For years, I’ve tried to get through novels in the post-human, post-singularity, “New Space Opera” genre of science fiction, but found each book a chore. Not so much for the arcane and convoluted visions of the future presented by the authors, but because of the lack of humanity in the post-human characters. I just had a difficult time relating to or caring for characters so distantly removed from us. Sure, I was impressed with the “big ideas” inside the books (see: Stross, Charles), but I could give a damn about the plots or characters found inside.

Given my history with the genre, one would expect that Hannu Rajaniemi’s debut novel, The Quantum Thief, would leave me feeling much the same way, but this is not the case. The Quantum Thief, while presenting a radically alien post-human future described in an obtuse new vocabulary, has the one quality his peers lack — humanity. Yes, his characters are post-human, yes they exist as software iterations of themselves, and yes they are far removed from us, but despite their change in form, they are still driven by desires and ambitions and fear and love and all the things that make us human. In effect, by turning themselves into gods, the inhabitants of Rajaniemi’s novel have become like classic mythical gods — omnipotence crippled by human weakness and emotional frailties, their human foibles ever more present the less human they become.

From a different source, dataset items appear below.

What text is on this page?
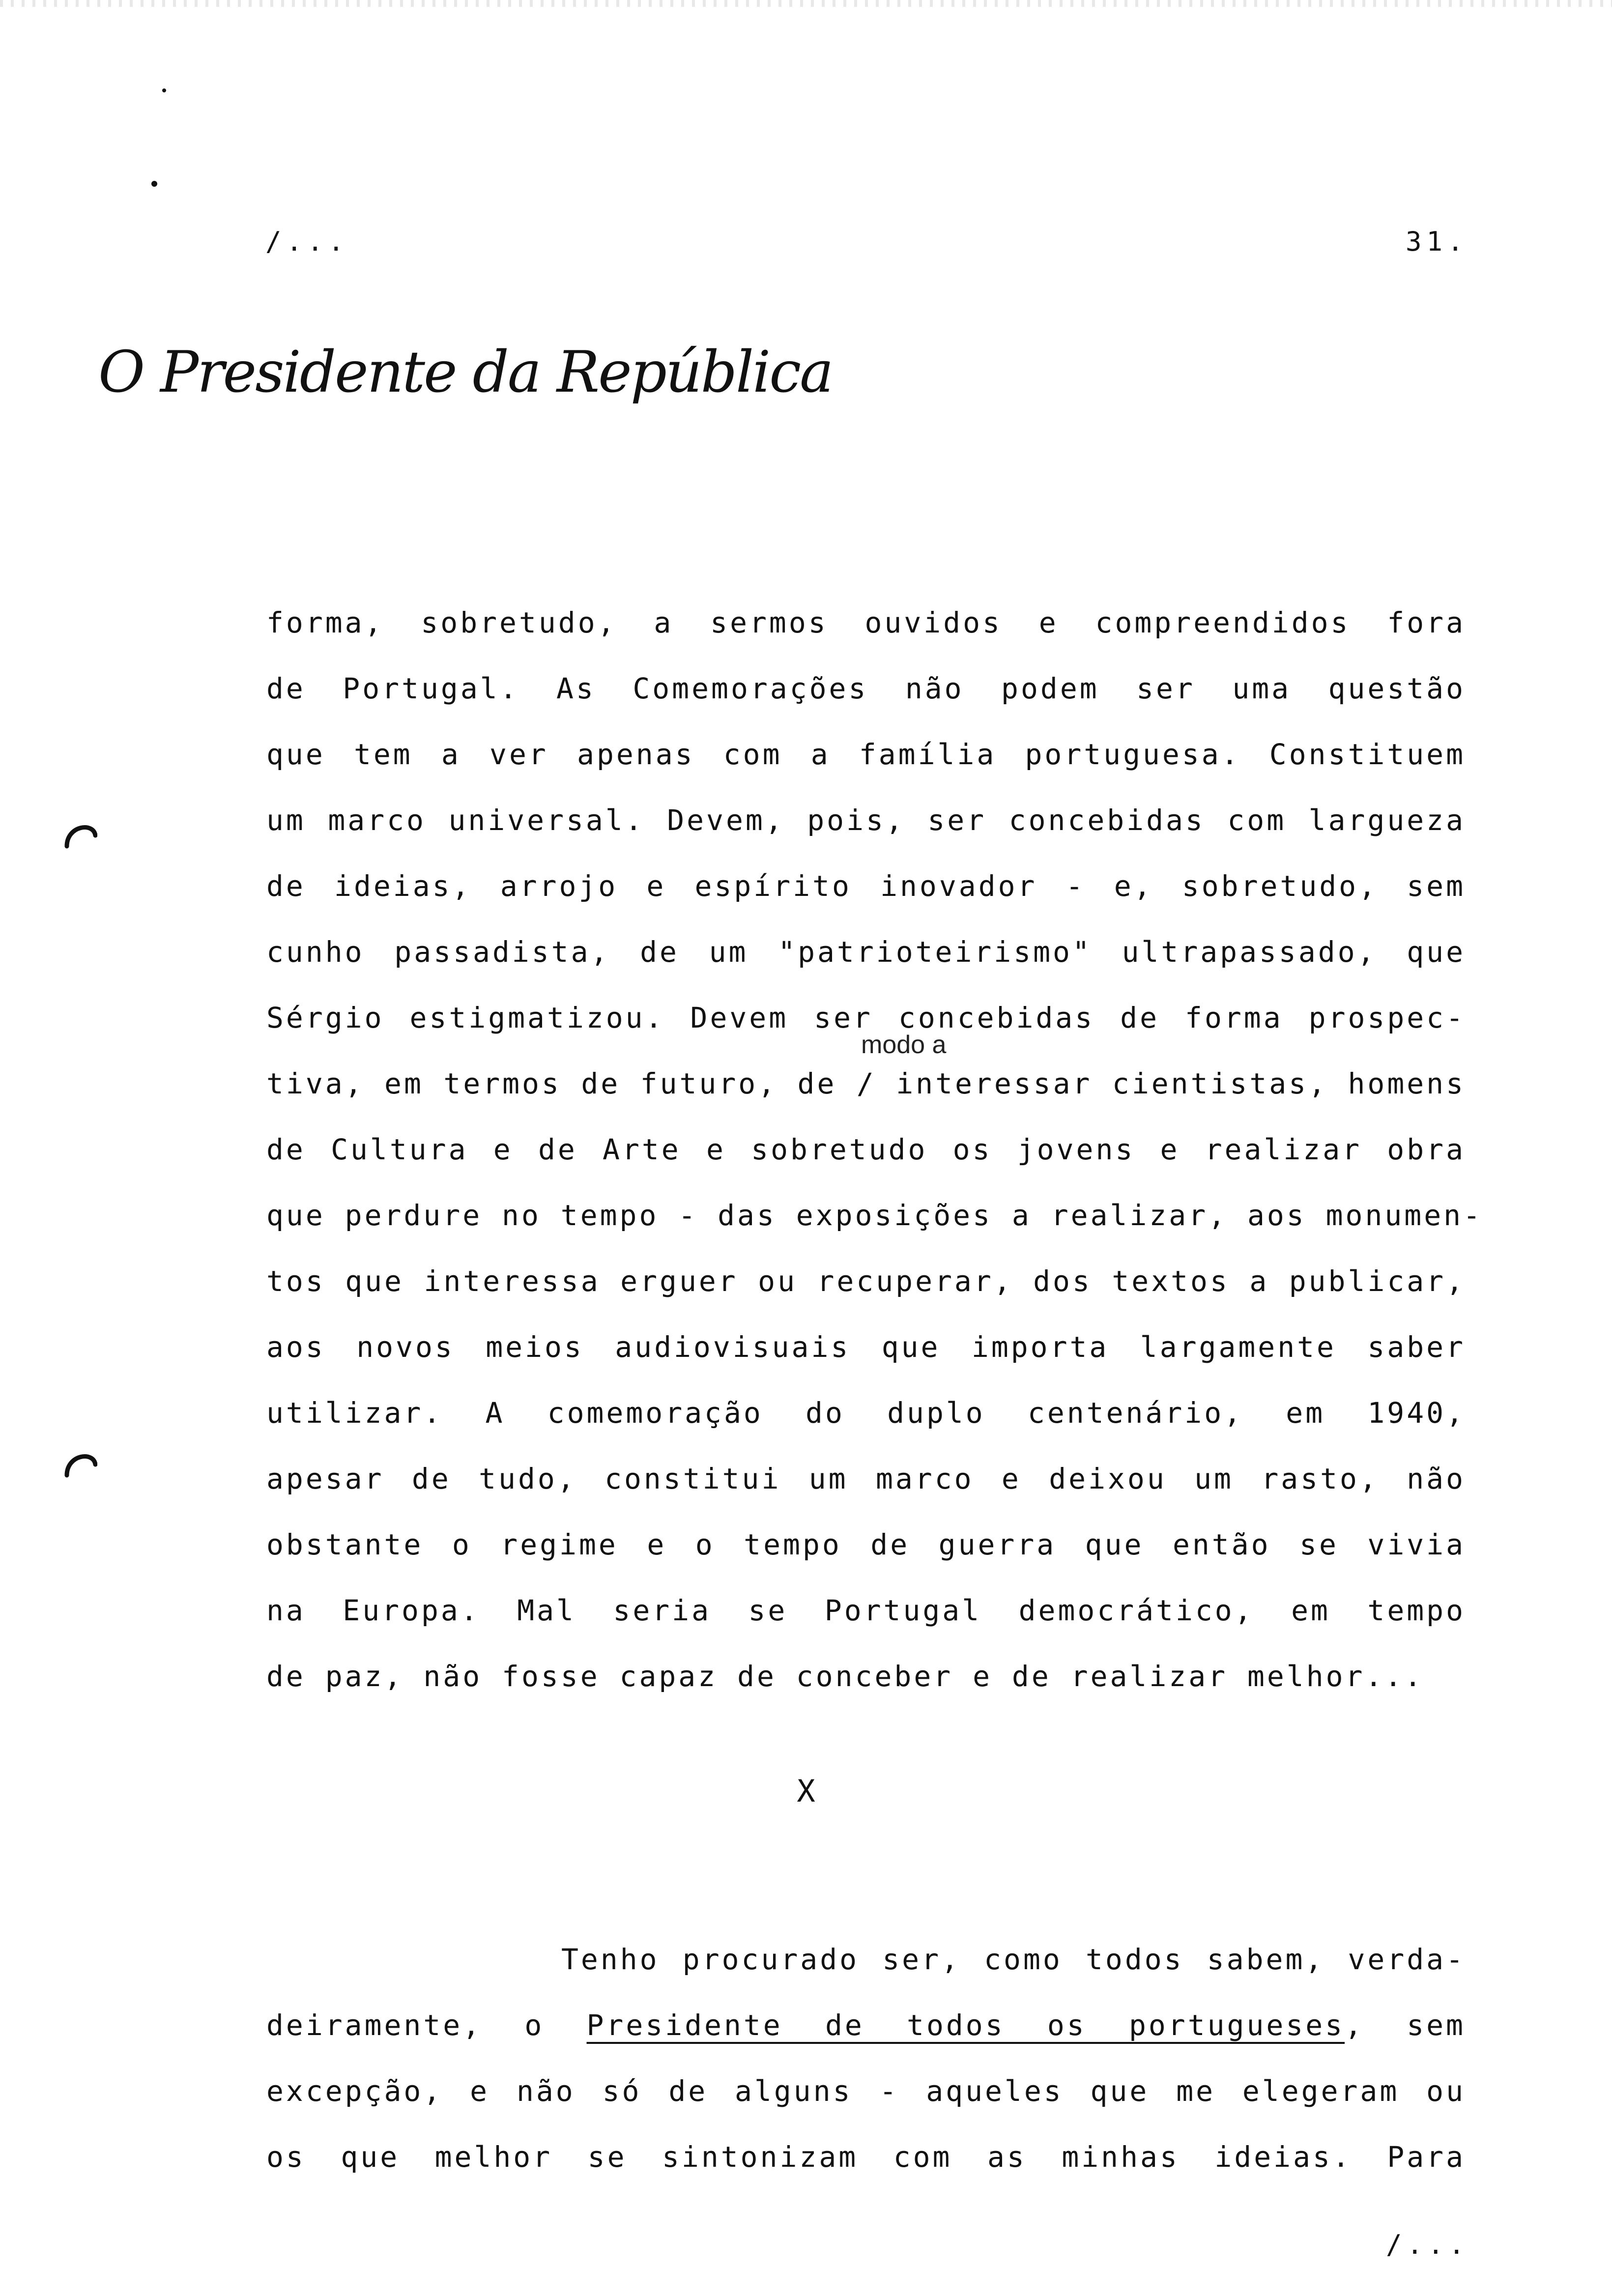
/...	31.
O Presidente da República
forma, sobretudo, a sermos ouvidos e compreendidos fora
de Portugal. As Comemorações não podem ser uma questão
que tem a ver apenas com a família portuguesa. Constituem
um marco universal. Devem, pois, ser concebidas com largueza
de ideias, arrojo e espírito inovador - e, sobretudo, sem
cunho passadista, de um "patrioteirismo" ultrapassado, que
Sérgio estigmatizou. Devem ser concebidas de forma prospec-
tiva, em termos de futuro, de / interessar cientistas, homens
de Cultura e de Arte e sobretudo os jovens e realizar obra
que perdure no tempo - das exposições a realizar, aos monumen-
tos que interessa erguer ou recuperar, dos textos a publicar,
aos novos meios audiovisuais que importa largamente saber
utilizar. A comemoração do duplo centenário, em 1940,
apesar de tudo, constitui um marco e deixou um rasto, não
obstante o regime e o tempo de guerra que então se vivia
na Europa. Mal seria se Portugal democrático, em tempo
de paz, não fosse capaz de conceber e de realizar melhor...
modo a
X
Tenho procurado ser, como todos sabem, verda-
deiramente, o Presidente de todos os portugueses, sem
excepção, e não só de alguns - aqueles que me elegeram ou
os que melhor se sintonizam com as minhas ideias. Para
/...
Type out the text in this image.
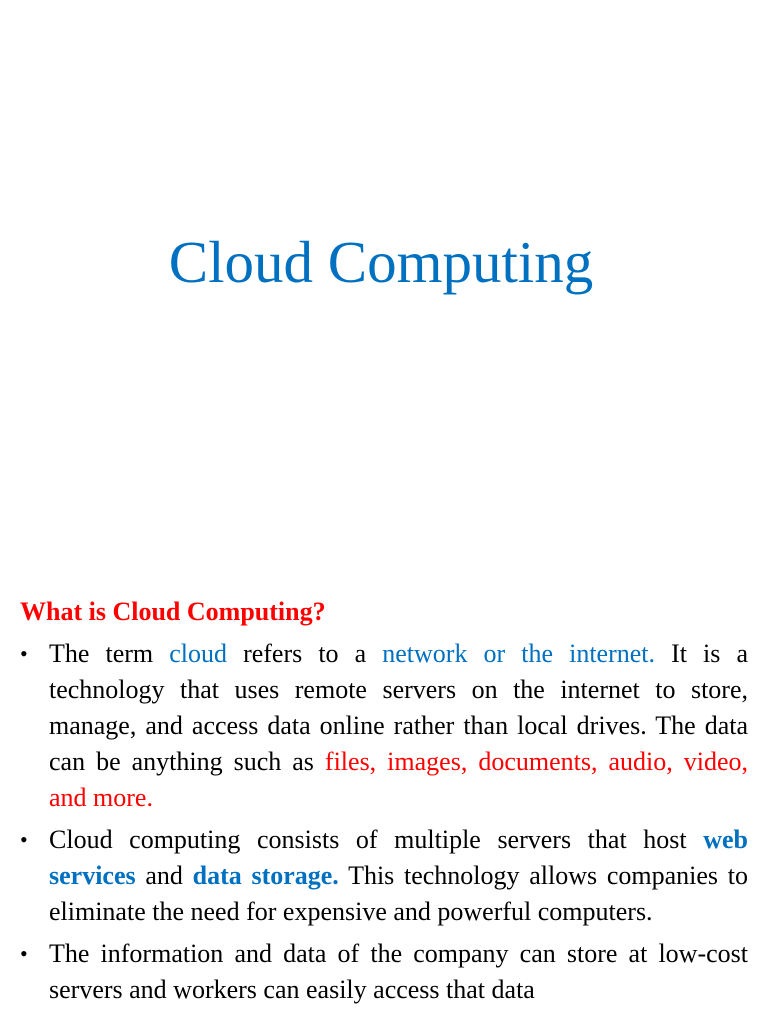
Cloud Computing
What is Cloud Computing?
• The term cloud refers to a network or the internet. It is a technology that uses remote servers on the internet to store, manage, and access data online rather than local drives. The data can be anything such as files, images, documents, audio, video, and more.
• Cloud computing consists of multiple servers that host web services and data storage. This technology allows companies to eliminate the need for expensive and powerful computers.
• The information and data of the company can store at low-cost servers and workers can easily access that data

And no character is more flawed than the novel’s protagonist, master thief Jean le Flambeur, broken out of a software prison by a female warrior named Mieli and set on a mission by a distant higher power to steal something of great value in the Oubilette, one of Mars’ moving cities. Le Flambeur has lived so many lives that he’s intentionally forgotten most of them, but reclaiming his Martian memories is one of the key points the novel hinges on. There are so many genres at work here, and so many excellent characters and co-protagonists (such as amateur detective and student art historian, Isidore, and his MMORPG-derived girlfriend, Pixil), that it’s difficult to keep track of them all.

And as dense and challenging as the material is, the climax of the book and the amazing ride and fractal puzzle that unfolds is worth all the heavy lifting. The book is surprising, clever and deeply felt — easily the best science fiction novel of 2011, and the final pages only point to more to come.